Entre o sono inquieto (fantasmas adulados) e a vigília mais lúcida (assombros renovados), uma prodigalidade se encena e fertiliza o mundo: a voz poética de Carla Andrade, expandida e amadurecida em seu quinto livro: Ando caindo cada vez mais leve (Penalux, 2021).  E assim como o pantaneiro Manoel de Barros se apresentou ao mundo como o fazedor de amanheceres e mestre dos aprendimentos e memórias inventadas, a escritora mineira-brasiliense nos chega como uma fazedora de imagens, tamanha a perícia em nevralgicamente escavar do real sentidos outros em seu brincante (e febril) exercício de montar-desmontar-remontar simbólica e picturalmente seres e coisas, com o cuidado cirúrgico, porém, de contornar, polir, reverenciar o mistério, essa trêmula e indevassável raiz que a tudo precede e sustém.

Entre "libélulas bicolores", "sádicas mariposas" e por meio de "búfalos vidrados" gravados em sua retina, a condição que ancora o mistério poético — a de que toda poesia é essencialmente imagem, condão encantatório por excelência — intensifica-se ainda mais em versos que desbordam a deslizante matriz do desejo, daquilo que escapa na medida em que é capturado.
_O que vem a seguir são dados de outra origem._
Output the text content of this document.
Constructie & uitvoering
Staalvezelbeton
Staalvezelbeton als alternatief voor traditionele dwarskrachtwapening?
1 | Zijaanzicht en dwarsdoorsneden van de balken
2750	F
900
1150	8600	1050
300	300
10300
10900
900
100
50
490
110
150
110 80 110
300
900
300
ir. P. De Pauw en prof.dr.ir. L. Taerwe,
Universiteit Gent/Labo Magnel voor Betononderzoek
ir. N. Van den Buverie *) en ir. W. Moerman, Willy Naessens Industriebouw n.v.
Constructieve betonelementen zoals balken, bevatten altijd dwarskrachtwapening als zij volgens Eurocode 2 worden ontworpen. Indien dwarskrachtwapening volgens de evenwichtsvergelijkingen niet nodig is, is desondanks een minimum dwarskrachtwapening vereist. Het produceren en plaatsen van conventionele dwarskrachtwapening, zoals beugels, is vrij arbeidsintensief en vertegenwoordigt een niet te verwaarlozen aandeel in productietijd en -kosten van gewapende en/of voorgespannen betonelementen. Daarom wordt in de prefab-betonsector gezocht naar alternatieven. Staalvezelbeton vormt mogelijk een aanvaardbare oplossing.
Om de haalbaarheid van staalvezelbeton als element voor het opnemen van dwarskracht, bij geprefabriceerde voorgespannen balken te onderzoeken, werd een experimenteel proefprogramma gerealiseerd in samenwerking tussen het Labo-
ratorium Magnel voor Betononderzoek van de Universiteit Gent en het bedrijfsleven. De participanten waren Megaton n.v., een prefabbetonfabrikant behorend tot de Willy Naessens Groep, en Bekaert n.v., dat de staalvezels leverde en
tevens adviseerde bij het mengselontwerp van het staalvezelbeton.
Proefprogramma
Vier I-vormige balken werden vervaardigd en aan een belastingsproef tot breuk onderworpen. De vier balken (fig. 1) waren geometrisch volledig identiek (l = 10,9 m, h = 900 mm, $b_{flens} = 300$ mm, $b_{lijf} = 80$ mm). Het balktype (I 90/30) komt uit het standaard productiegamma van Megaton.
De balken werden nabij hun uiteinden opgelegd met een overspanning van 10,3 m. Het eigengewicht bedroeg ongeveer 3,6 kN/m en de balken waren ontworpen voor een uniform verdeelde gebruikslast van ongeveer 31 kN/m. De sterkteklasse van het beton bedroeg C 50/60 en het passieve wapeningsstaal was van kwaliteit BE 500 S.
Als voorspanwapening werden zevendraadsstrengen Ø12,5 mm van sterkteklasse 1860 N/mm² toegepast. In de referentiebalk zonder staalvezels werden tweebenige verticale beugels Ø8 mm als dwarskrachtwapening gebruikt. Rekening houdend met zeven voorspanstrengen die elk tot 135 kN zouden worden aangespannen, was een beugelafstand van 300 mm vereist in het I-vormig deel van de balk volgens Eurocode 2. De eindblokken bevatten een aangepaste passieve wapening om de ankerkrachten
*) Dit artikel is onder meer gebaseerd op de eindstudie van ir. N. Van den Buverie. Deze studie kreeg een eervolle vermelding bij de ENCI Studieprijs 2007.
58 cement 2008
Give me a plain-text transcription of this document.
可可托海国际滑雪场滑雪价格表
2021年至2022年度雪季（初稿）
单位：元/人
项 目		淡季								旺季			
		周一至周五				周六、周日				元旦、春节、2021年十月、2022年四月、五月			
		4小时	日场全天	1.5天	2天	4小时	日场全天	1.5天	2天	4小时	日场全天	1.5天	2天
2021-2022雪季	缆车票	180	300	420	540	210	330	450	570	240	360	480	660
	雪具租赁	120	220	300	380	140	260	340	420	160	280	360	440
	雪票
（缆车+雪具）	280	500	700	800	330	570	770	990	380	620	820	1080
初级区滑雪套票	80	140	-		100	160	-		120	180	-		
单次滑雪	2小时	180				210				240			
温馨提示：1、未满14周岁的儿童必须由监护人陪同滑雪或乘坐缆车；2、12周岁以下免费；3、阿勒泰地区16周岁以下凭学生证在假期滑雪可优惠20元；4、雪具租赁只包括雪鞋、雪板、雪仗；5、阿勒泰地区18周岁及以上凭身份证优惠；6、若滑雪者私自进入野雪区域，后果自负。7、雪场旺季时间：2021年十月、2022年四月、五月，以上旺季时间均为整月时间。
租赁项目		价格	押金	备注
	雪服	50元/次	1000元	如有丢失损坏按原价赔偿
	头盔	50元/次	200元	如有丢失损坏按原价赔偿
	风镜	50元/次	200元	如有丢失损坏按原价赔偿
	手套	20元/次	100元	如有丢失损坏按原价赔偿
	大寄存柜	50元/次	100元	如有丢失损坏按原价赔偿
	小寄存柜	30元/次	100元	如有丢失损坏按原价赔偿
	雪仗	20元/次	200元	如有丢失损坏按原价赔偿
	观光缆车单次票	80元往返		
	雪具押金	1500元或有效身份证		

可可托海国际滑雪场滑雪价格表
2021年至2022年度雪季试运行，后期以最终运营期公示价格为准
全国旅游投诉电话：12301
Pois a indagação de Marilena Chauí — "Por que o objeto do desejo se confunde com a embriaguez do próprio desejo? — ressoa nos versos de Carla Andrade e em seu "êxtase de sinapses". Ao rastrearmos etimologicamente a origem das palavras, tanto desejo (desidero, sidera), que advém do campo semântico das estrelas e constelações, quanto êxtase (ecstase, exstase), suscitando o movimento de "sair, partir, desprender-se de si", configuram o leitmotiv de sua poética. E o que são as águas-vivas que atravessam os seus poemas senão o duplo movimento de empuxo e expulsão, do que captura pela beleza, mas em fogo se defende ferindo, o que chega como ardente chamamento, perigo irresistível — e iminente —, mas não passível de ser retido, constituindo, assim, uma potente metáfora de suas perdas e predileções, lembrando aqui os Cantares de Hilda Hilst.

Em seu imaginário, então, evolam-se igualmente a derrelição hilstiana — diz a Obscena Senhora D: "Derrelição quer dizer desamparo, abandono", "desde sempre a alma em vaziez — e a lucidez aguda de que "o garrote" dos pensamentos, acompanhado de seus "calos sem lógica", não pode atrapalhar "a beleza do infinito". E como assinala: "a falta de protocolo dos sentidos/ eu assino com incenso".

É nesse perturbado e instável entre margens, no qual as pulsões primeiras e larvares, que emergem como fantasia e desejo, debatem-se com os contingenciais e opressivos esquadrinhamentos sociais, que se ergue a força inapreensível do feminino: "só a mulher não entende o que não foi esculpido/ e a vontade de mergulhar no vácuo de um abraço no cio".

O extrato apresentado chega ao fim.